As a rule, prevalence exceeds incidence for chronic diseases without recovery, because cases linger in the sampled population. Following this general rule, CWD prevalence—a direct measure of active infections by virtue of diagnostics and disease traits—tended to be equal to, or greater than, incidence, especially among males when prevalence values were high (Table 1 and Fig. 1). It follows that using prevalence among adult males as an index for underlying incidence offers a conservative approach for monitoring CWD epidemic trends and responses to control efforts in mule deer. Given consistent monitoring approaches over time, increasing prevalence suggests epidemic growth within the represented demographic and decreasing prevalence suggests lowered incidence. The observed decline in CWD incidence among sampled males in apparent response to local disease management also reflected in prevalence data from the Wolfe et al. (2018) study supports such inference (Table 1 and Fig. 1B).
That said, a few provisos do apply. Whether similar relationships extend to white-tailed deer (Odocoileus virginianus), wapiti, or other susceptible cervid species remains to be determined. Inferences seem most appropriate for time steps of one to a few years. Moreover, care should be taken to assure observed prevalence “trends” are not merely an artifact of sampling. Comparisons made over time require careful and consistent definition of the denominator in prevalence estimation. Sampling bias should be avoided or minimized (Conner et al. 2000; Walsh 2012; WAFWA 2017). For example, given the twofold difference in prevalence among male vs. female mule deer (Miller and Conner 2005), including both sexes in estimates derived from harvest samples could significantly misrepresent trends if one sampling period included robust female harvest and the other did not. Similarly, a shift from random sampling at check stations to sampling only taxidermy submissions might misrepresent the true prevalence trend among males if mature males were only a small (but oversampled) portion of a herd's male demographic (Conner et al. 2000; Miller and Conner 2005). Changes in hunting regulations also could alter the underlying age structure of harvested animals, thereby influencing trends in apparent prevalence (Miller et al. 2020). Spatial context merits consideration as well—the data analyzed here were from relatively localized study areas, and prevalence trends measured over larger spatial scales could obscure local patterns (e.g., Miller et al. 2020). Comparing prevalence trends between herds, populations, or jurisdictions may present added challenges given greater opportunity for confounding factors (e.g., variable regulations or sampling approaches) that may influence apparent prevalence (Walsh 2012; WAFWA 2017).

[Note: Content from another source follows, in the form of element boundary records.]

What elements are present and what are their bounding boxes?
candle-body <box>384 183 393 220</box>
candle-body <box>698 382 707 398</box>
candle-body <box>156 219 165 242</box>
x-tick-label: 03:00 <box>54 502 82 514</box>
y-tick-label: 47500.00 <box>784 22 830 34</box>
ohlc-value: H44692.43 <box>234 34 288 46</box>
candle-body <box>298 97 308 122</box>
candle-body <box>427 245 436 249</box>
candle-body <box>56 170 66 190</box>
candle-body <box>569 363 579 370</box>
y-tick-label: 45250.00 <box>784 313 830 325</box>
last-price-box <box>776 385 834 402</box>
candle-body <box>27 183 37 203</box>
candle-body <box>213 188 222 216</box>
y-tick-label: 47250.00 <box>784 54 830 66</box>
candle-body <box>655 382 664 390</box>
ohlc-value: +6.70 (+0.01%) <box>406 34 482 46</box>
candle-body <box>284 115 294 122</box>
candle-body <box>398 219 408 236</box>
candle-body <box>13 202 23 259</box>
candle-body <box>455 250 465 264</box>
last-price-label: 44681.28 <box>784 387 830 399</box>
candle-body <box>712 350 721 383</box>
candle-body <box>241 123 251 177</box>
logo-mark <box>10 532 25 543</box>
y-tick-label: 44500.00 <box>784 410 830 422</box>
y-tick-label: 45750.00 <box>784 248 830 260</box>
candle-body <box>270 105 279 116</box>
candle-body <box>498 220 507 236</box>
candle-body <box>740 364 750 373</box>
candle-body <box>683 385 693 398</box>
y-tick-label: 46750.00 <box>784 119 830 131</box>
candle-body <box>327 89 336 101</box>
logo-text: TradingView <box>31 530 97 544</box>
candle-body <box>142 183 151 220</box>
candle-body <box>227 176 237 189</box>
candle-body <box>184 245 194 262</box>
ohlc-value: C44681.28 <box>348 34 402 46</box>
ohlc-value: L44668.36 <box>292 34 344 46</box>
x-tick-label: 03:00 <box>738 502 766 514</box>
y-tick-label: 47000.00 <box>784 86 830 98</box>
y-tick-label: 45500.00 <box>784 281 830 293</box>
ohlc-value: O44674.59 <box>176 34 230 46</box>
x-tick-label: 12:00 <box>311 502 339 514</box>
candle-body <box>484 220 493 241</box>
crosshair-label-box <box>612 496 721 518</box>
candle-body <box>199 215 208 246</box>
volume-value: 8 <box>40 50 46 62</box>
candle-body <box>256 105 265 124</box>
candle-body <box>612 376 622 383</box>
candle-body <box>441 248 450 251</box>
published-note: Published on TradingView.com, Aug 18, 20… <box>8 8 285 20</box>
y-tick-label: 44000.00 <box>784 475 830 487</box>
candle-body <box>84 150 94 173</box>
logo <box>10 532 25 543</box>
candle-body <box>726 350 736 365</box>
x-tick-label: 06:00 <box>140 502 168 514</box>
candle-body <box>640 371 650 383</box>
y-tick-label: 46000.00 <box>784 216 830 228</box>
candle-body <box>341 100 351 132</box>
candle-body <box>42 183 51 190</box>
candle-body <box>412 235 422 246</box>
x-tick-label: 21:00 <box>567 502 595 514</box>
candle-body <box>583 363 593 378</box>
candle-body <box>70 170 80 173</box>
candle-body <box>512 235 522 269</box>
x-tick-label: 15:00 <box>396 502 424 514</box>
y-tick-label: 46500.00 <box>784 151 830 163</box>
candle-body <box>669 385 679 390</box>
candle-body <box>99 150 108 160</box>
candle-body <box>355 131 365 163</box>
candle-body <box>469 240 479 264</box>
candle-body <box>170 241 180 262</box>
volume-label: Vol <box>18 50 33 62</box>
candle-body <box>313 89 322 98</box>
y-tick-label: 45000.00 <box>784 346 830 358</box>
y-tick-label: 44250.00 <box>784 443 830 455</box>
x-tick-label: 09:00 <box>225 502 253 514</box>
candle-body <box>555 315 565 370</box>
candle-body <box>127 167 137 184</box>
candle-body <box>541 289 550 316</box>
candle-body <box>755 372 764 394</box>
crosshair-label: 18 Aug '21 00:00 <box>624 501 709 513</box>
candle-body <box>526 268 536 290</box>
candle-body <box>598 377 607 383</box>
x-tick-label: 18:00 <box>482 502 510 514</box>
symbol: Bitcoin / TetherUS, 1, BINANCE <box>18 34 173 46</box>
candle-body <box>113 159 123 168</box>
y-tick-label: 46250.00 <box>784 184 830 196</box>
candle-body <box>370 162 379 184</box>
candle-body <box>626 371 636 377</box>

With attention to monitoring methods and the context of application, inferring that observed CWD prevalence trends also reflect underlying epidemic dynamics appears justifiable. Chronic wasting disease prevalence does appear to be a reasonable index for incidence in mule deer herds across the range of values spanning those encountered in reported data sets. It follows that either declining or relatively flat prevalence trends may indeed offer encouraging evidence of short-term epidemic suppression (Manjerovic et al. 2014; Wolfe et al. 2018; Miller et al. 2020).
Supported by the Colorado Division of Parks and Wildlife. M. Conner, M. Wood, an anonymous reviewer, and the Assistant Editor provided helpful reviews of earlier drafts.